When the broker acknowledges a message, it assumes responsibility for it and informs the publisher that it has been handled successfully; what "handled successfully" means is context-dependent.

The basic rules are as follows:

  • an un-routable mandatory or immediate message is confirmed right after the basic.return;
  • otherwise, a transient message is confirmed the moment it is enqueued; and,
  • a persistent message is confirmed when it is persisted to disk or when it is consumed on every queue.

Note that for a persistent message to be confirmed, it must be written to disk or ack'd on all the queues it was delivered to.  With regard to confirms, persistent messages delivered to non-durable queues behave like transient messages.  Queue deletion, queue purge and basic.reject{requeue=false} simulate a consumer acknowledgement.  With respect to per-queue ttl, message expiry simulates a consumer acknowledgement.

If more than one of these conditions are met, only the first causes a confirm to be sent.  Every published message will be confirmed sooner or later and no message will be confirmed more than once.   Since the basic.return is sent before the basic.ack, once a publisher receives a basic.ack, it knows that it will never hear of that message again.

The broker may always set the multiple bit in the basic.acks.  A basic.ack with multiple set means that all messages up-to-and-including delivery-tag are acknowledged.
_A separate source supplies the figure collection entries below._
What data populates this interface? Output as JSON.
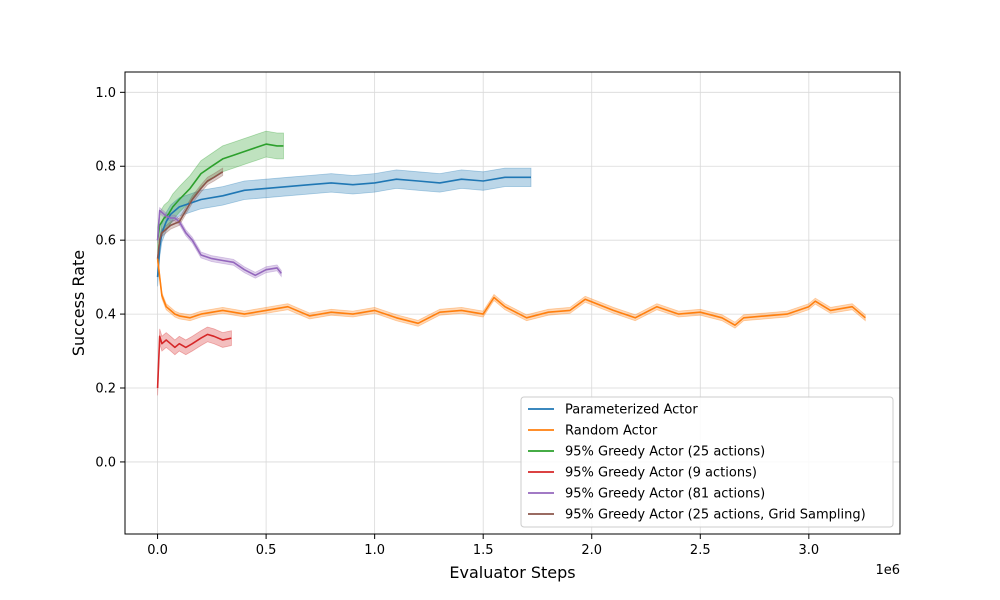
{
  "chart_data": {
    "type": "line",
    "title": "",
    "xlabel": "Evaluator Steps",
    "ylabel": "Success Rate",
    "x_offset_label": "1e6",
    "xlim": [
      -150000,
      3420000
    ],
    "ylim": [
      -0.195,
      1.055
    ],
    "x_ticks": [
      0,
      500000,
      1000000,
      1500000,
      2000000,
      2500000,
      3000000
    ],
    "x_tick_labels": [
      "0.0",
      "0.5",
      "1.0",
      "1.5",
      "2.0",
      "2.5",
      "3.0"
    ],
    "y_ticks": [
      0.0,
      0.2,
      0.4,
      0.6,
      0.8,
      1.0
    ],
    "y_tick_labels": [
      "0.0",
      "0.2",
      "0.4",
      "0.6",
      "0.8",
      "1.0"
    ],
    "grid": true,
    "legend_position": "lower-right",
    "series": [
      {
        "name": "Parameterized Actor",
        "color": "#1f77b4",
        "band": 0.025,
        "x": [
          0,
          10000,
          20000,
          40000,
          60000,
          80000,
          100000,
          150000,
          200000,
          300000,
          400000,
          500000,
          600000,
          700000,
          800000,
          900000,
          1000000,
          1100000,
          1200000,
          1300000,
          1400000,
          1500000,
          1600000,
          1720000
        ],
        "y": [
          0.5,
          0.58,
          0.62,
          0.65,
          0.67,
          0.68,
          0.69,
          0.7,
          0.71,
          0.72,
          0.735,
          0.74,
          0.745,
          0.75,
          0.755,
          0.75,
          0.755,
          0.765,
          0.76,
          0.755,
          0.765,
          0.76,
          0.77,
          0.77
        ]
      },
      {
        "name": "Random Actor",
        "color": "#ff7f0e",
        "band": 0.008,
        "x": [
          0,
          10000,
          20000,
          40000,
          60000,
          80000,
          100000,
          150000,
          200000,
          300000,
          400000,
          500000,
          600000,
          700000,
          800000,
          900000,
          1000000,
          1100000,
          1200000,
          1300000,
          1400000,
          1500000,
          1550000,
          1600000,
          1700000,
          1800000,
          1900000,
          1970000,
          2100000,
          2200000,
          2300000,
          2400000,
          2500000,
          2600000,
          2660000,
          2700000,
          2800000,
          2900000,
          3000000,
          3030000,
          3100000,
          3200000,
          3260000
        ],
        "y": [
          0.55,
          0.5,
          0.45,
          0.42,
          0.41,
          0.4,
          0.395,
          0.39,
          0.4,
          0.41,
          0.4,
          0.41,
          0.42,
          0.395,
          0.405,
          0.4,
          0.41,
          0.39,
          0.375,
          0.405,
          0.41,
          0.4,
          0.445,
          0.42,
          0.39,
          0.405,
          0.41,
          0.44,
          0.41,
          0.39,
          0.42,
          0.4,
          0.405,
          0.39,
          0.37,
          0.39,
          0.395,
          0.4,
          0.42,
          0.435,
          0.41,
          0.42,
          0.39
        ]
      },
      {
        "name": "95% Greedy Actor (25 actions)",
        "color": "#2ca02c",
        "band": 0.035,
        "x": [
          0,
          10000,
          30000,
          50000,
          70000,
          100000,
          150000,
          200000,
          250000,
          300000,
          350000,
          400000,
          450000,
          500000,
          550000,
          580000
        ],
        "y": [
          0.6,
          0.64,
          0.66,
          0.67,
          0.69,
          0.71,
          0.74,
          0.78,
          0.8,
          0.82,
          0.83,
          0.84,
          0.85,
          0.86,
          0.855,
          0.855
        ]
      },
      {
        "name": "95% Greedy Actor (9 actions)",
        "color": "#d62728",
        "band": 0.02,
        "x": [
          0,
          10000,
          20000,
          40000,
          60000,
          80000,
          100000,
          130000,
          160000,
          200000,
          230000,
          260000,
          300000,
          340000
        ],
        "y": [
          0.2,
          0.34,
          0.32,
          0.33,
          0.32,
          0.31,
          0.32,
          0.31,
          0.32,
          0.335,
          0.345,
          0.34,
          0.33,
          0.335
        ]
      },
      {
        "name": "95% Greedy Actor (81 actions)",
        "color": "#9467bd",
        "band": 0.008,
        "x": [
          0,
          10000,
          20000,
          40000,
          60000,
          80000,
          100000,
          130000,
          160000,
          200000,
          250000,
          300000,
          350000,
          400000,
          450000,
          500000,
          550000,
          570000
        ],
        "y": [
          0.6,
          0.68,
          0.675,
          0.665,
          0.66,
          0.66,
          0.65,
          0.62,
          0.6,
          0.56,
          0.55,
          0.545,
          0.54,
          0.52,
          0.505,
          0.52,
          0.525,
          0.51
        ]
      },
      {
        "name": "95% Greedy Actor (25 actions, Grid Sampling)",
        "color": "#8c564b",
        "band": 0.01,
        "x": [
          0,
          10000,
          20000,
          40000,
          60000,
          80000,
          100000,
          130000,
          160000,
          200000,
          230000,
          260000,
          300000
        ],
        "y": [
          0.55,
          0.6,
          0.62,
          0.63,
          0.64,
          0.645,
          0.65,
          0.68,
          0.71,
          0.74,
          0.76,
          0.77,
          0.785
        ]
      }
    ]
  }
}
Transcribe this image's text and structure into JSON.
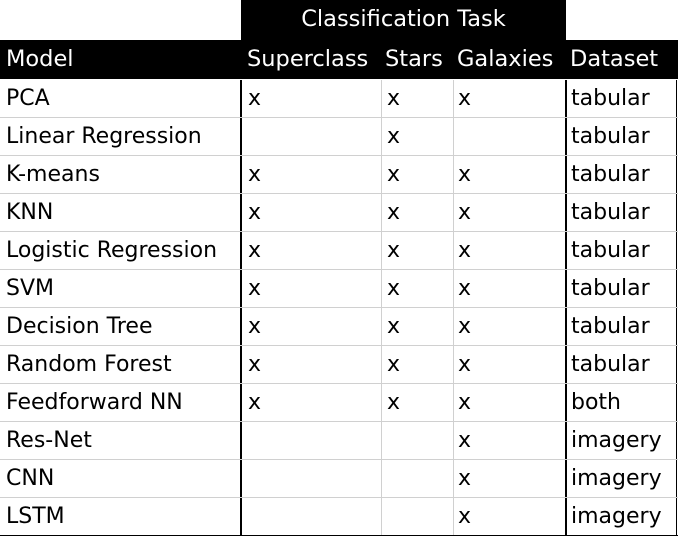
{
  "table": {
    "group_header": "Classification Task",
    "columns": [
      "Model",
      "Superclass",
      "Stars",
      "Galaxies",
      "Dataset"
    ],
    "rows": [
      {
        "model": "PCA",
        "superclass": "x",
        "stars": "x",
        "galaxies": "x",
        "dataset": "tabular"
      },
      {
        "model": "Linear Regression",
        "superclass": "",
        "stars": "x",
        "galaxies": "",
        "dataset": "tabular"
      },
      {
        "model": "K-means",
        "superclass": "x",
        "stars": "x",
        "galaxies": "x",
        "dataset": "tabular"
      },
      {
        "model": "KNN",
        "superclass": "x",
        "stars": "x",
        "galaxies": "x",
        "dataset": "tabular"
      },
      {
        "model": "Logistic Regression",
        "superclass": "x",
        "stars": "x",
        "galaxies": "x",
        "dataset": "tabular"
      },
      {
        "model": "SVM",
        "superclass": "x",
        "stars": "x",
        "galaxies": "x",
        "dataset": "tabular"
      },
      {
        "model": "Decision Tree",
        "superclass": "x",
        "stars": "x",
        "galaxies": "x",
        "dataset": "tabular"
      },
      {
        "model": "Random Forest",
        "superclass": "x",
        "stars": "x",
        "galaxies": "x",
        "dataset": "tabular"
      },
      {
        "model": "Feedforward NN",
        "superclass": "x",
        "stars": "x",
        "galaxies": "x",
        "dataset": "both"
      },
      {
        "model": "Res-Net",
        "superclass": "",
        "stars": "",
        "galaxies": "x",
        "dataset": "imagery"
      },
      {
        "model": "CNN",
        "superclass": "",
        "stars": "",
        "galaxies": "x",
        "dataset": "imagery"
      },
      {
        "model": "LSTM",
        "superclass": "",
        "stars": "",
        "galaxies": "x",
        "dataset": "imagery"
      }
    ]
  }
}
There are some gotchas regarding confirms.  Firstly, the broker makes no guarantees as to when a message will be confirmed, only that it will be confirmed.  Secondly, message processing slows down as un-confirmed messages pile up: the broker does several O(log(number-of-unconfirmed-messages)) operations for each confirm-mode publish.  Thirdly, if the connection between the publisher and broker drops with outstanding confirms, it does not necessarily mean that the messages were lost, so republishing may result in duplicate messages. Lastly, if something bad should happen inside the broker and cause it to lose messages, it will basic.nack those messages (hence, the handleNack() in ConfirmHandler).

In summary, Confirms give clients a lightweight way of keeping track of which messages have been processed by the broker and which would need re-publishing in case of broker shutdown or network failure.